I wasn’t. I wouldn’t.
Don’t do it.
“Yeah,” I told him dryly, but a lot nicer than he deserved and would have usually gotten, as this feeling of uneasiness covered my entire body. Sometimes things really were too good to be true. I would never forget that. I couldn’t. “Why?” I asked again, not about to back down until we got this shit sorted.
Neither one of them said a word. Or maybe I was just being impatient because I kept talking before either of them did. “We all know there’s younger skaters out there you can ask,” I added, because what would be the damage if this was exactly what I thought it was? AKA total bullshit. A trick. A nightmare. One of the most asshole-ish things anyone had ever done to me… if it wasn’t real.
And what the hell was going on with my blood pressure? I felt sick all of a sudden. Tracing my bracelet with the fingers of my opposite hand, I swallowed and looked at both of these basic strangers, trying to keep my voice steady, my emotions in check. “I want to know why you’re asking me. Besides there being girls five years younger than me you could ask, there are some with more experience in pairs. You both know why I haven’t been able to find another partner,” I spit out before I could stop myself, leaving the “why” out in the open like a ticking time bomb set up specifically for me.

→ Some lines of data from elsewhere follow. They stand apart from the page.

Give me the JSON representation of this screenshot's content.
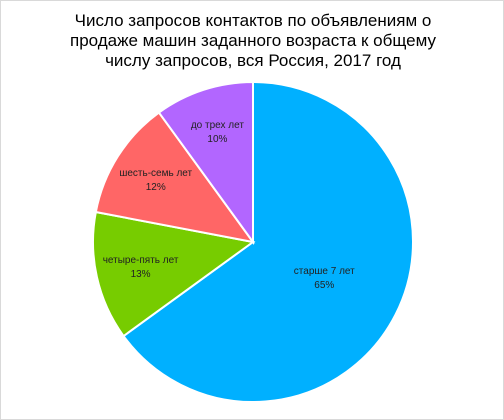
{
  "chart_data": {
    "type": "pie",
    "title": "Число запросов контактов по объявлениям о продаже машин заданного возраста к общему числу запросов, вся Россия, 2017 год",
    "categories": [
      "старше 7 лет",
      "четыре-пять лет",
      "шесть-семь лет",
      "до трех лет"
    ],
    "values": [
      65,
      13,
      12,
      10
    ],
    "value_labels": [
      "65%",
      "13%",
      "12%",
      "10%"
    ],
    "colors": [
      "#00b0ff",
      "#77cc00",
      "#ff6666",
      "#b266ff"
    ]
  }
}
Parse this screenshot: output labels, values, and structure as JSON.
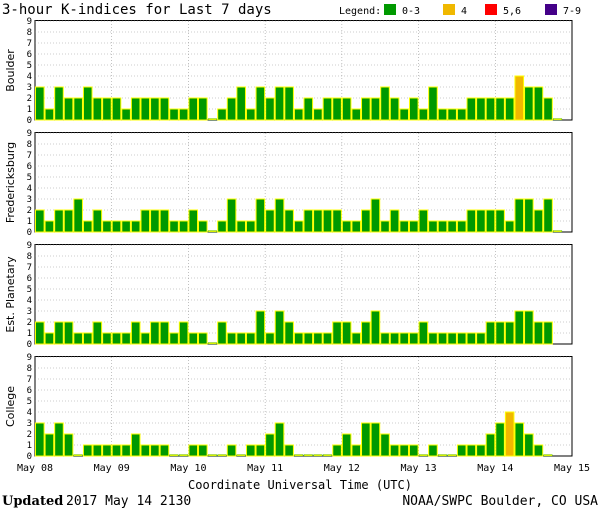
{
  "header": {
    "title": "3-hour K-indices for Last 7 days",
    "legend_label": "Legend:",
    "legend": [
      {
        "label": "0-3",
        "color": "#009900"
      },
      {
        "label": "4",
        "color": "#f0b800"
      },
      {
        "label": "5,6",
        "color": "#ff0000"
      },
      {
        "label": "7-9",
        "color": "#440088"
      }
    ]
  },
  "colors": {
    "quiet": "#009900",
    "edge": "#ffff00",
    "active": "#f0b800",
    "storm": "#ff0000",
    "severe": "#440088"
  },
  "footer": {
    "updated_label": "Updated",
    "updated_value": "2017 May 14 2130",
    "source": "NOAA/SWPC Boulder, CO USA"
  },
  "chart_data": {
    "type": "bar",
    "xlabel": "Coordinate Universal Time (UTC)",
    "x_tick_labels": [
      "May 08",
      "May 09",
      "May 10",
      "May 11",
      "May 12",
      "May 13",
      "May 14",
      "May 15"
    ],
    "ylim": [
      0,
      9
    ],
    "y_ticks": [
      0,
      1,
      2,
      3,
      4,
      5,
      6,
      7,
      8,
      9
    ],
    "grid": true,
    "series": [
      {
        "name": "Boulder",
        "values": [
          3,
          1,
          3,
          2,
          2,
          3,
          2,
          2,
          2,
          1,
          2,
          2,
          2,
          2,
          1,
          1,
          2,
          2,
          0,
          1,
          2,
          3,
          1,
          3,
          2,
          3,
          3,
          1,
          2,
          1,
          2,
          2,
          2,
          1,
          2,
          2,
          3,
          2,
          1,
          2,
          1,
          3,
          1,
          1,
          1,
          2,
          2,
          2,
          2,
          2,
          4,
          3,
          3,
          2,
          0
        ]
      },
      {
        "name": "Fredericksburg",
        "values": [
          2,
          1,
          2,
          2,
          3,
          1,
          2,
          1,
          1,
          1,
          1,
          2,
          2,
          2,
          1,
          1,
          2,
          1,
          0,
          1,
          3,
          1,
          1,
          3,
          2,
          3,
          2,
          1,
          2,
          2,
          2,
          2,
          1,
          1,
          2,
          3,
          1,
          2,
          1,
          1,
          2,
          1,
          1,
          1,
          1,
          2,
          2,
          2,
          2,
          1,
          3,
          3,
          2,
          3,
          0
        ]
      },
      {
        "name": "Est. Planetary",
        "values": [
          2,
          1,
          2,
          2,
          1,
          1,
          2,
          1,
          1,
          1,
          2,
          1,
          2,
          2,
          1,
          2,
          1,
          1,
          0,
          2,
          1,
          1,
          1,
          3,
          1,
          3,
          2,
          1,
          1,
          1,
          1,
          2,
          2,
          1,
          2,
          3,
          1,
          1,
          1,
          1,
          2,
          1,
          1,
          1,
          1,
          1,
          1,
          2,
          2,
          2,
          3,
          3,
          2,
          2
        ]
      },
      {
        "name": "College",
        "values": [
          3,
          2,
          3,
          2,
          0,
          1,
          1,
          1,
          1,
          1,
          2,
          1,
          1,
          1,
          0,
          0,
          1,
          1,
          0,
          0,
          1,
          0,
          1,
          1,
          2,
          3,
          1,
          0,
          0,
          0,
          0,
          1,
          2,
          1,
          3,
          3,
          2,
          1,
          1,
          1,
          0,
          1,
          0,
          0,
          1,
          1,
          1,
          2,
          3,
          4,
          3,
          2,
          1,
          0
        ]
      }
    ]
  }
}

The answering silence said they were aware of all that. How could they not? Years ago, I’d earned a shitty reputation, and I hadn’t been able to shake it off, no matter what I did. It hadn’t been my fault people only repeated the parts they wanted to hear instead of the entire story.
She’s difficult to work with, Paul had said, for anyone who gave a shit about pairs skating to read.
Maybe things would have been different if I’d explained every single one of my actions every time they happened, but I hadn’t. And I didn’t regret it. I didn’t care what other people thought about me.
At least until it had come back to bite me on the ass.
But it was too late now. All I had left was to own it. And I did.
I had shoved some speed skater dickwad once for grabbing my ass, and I was the bad guy.
I had called one of my rink mate’s mom a whore once after she’d made a comment about my mom having to be great at blow jobs for having a husband twenty years younger than her, but I was the rude asshole.
I was difficult because I gave a shit. But how the hell could I not give one when this sport was what I woke up every morning excited for?
Little things built up, and up, and up until my sarcasm—until everything that came out of my mouth—was taken as a rude comment. My mom had always warned me that some people would always be eager to believe the worst. That was the unfortunate and shit truth.
But I knew who I was and what I did. I couldn’t find it in me to regret it. At least most of the time. Maybe life would have been a lot easier if I’d had my sister’s sweetness or my mom’s personality, but I didn’t and I never would.
You are who you are in life, and you either live that time trying to bend yourself to make other people happy, or… you don’t.
And I sure as hell had better things to do with my time.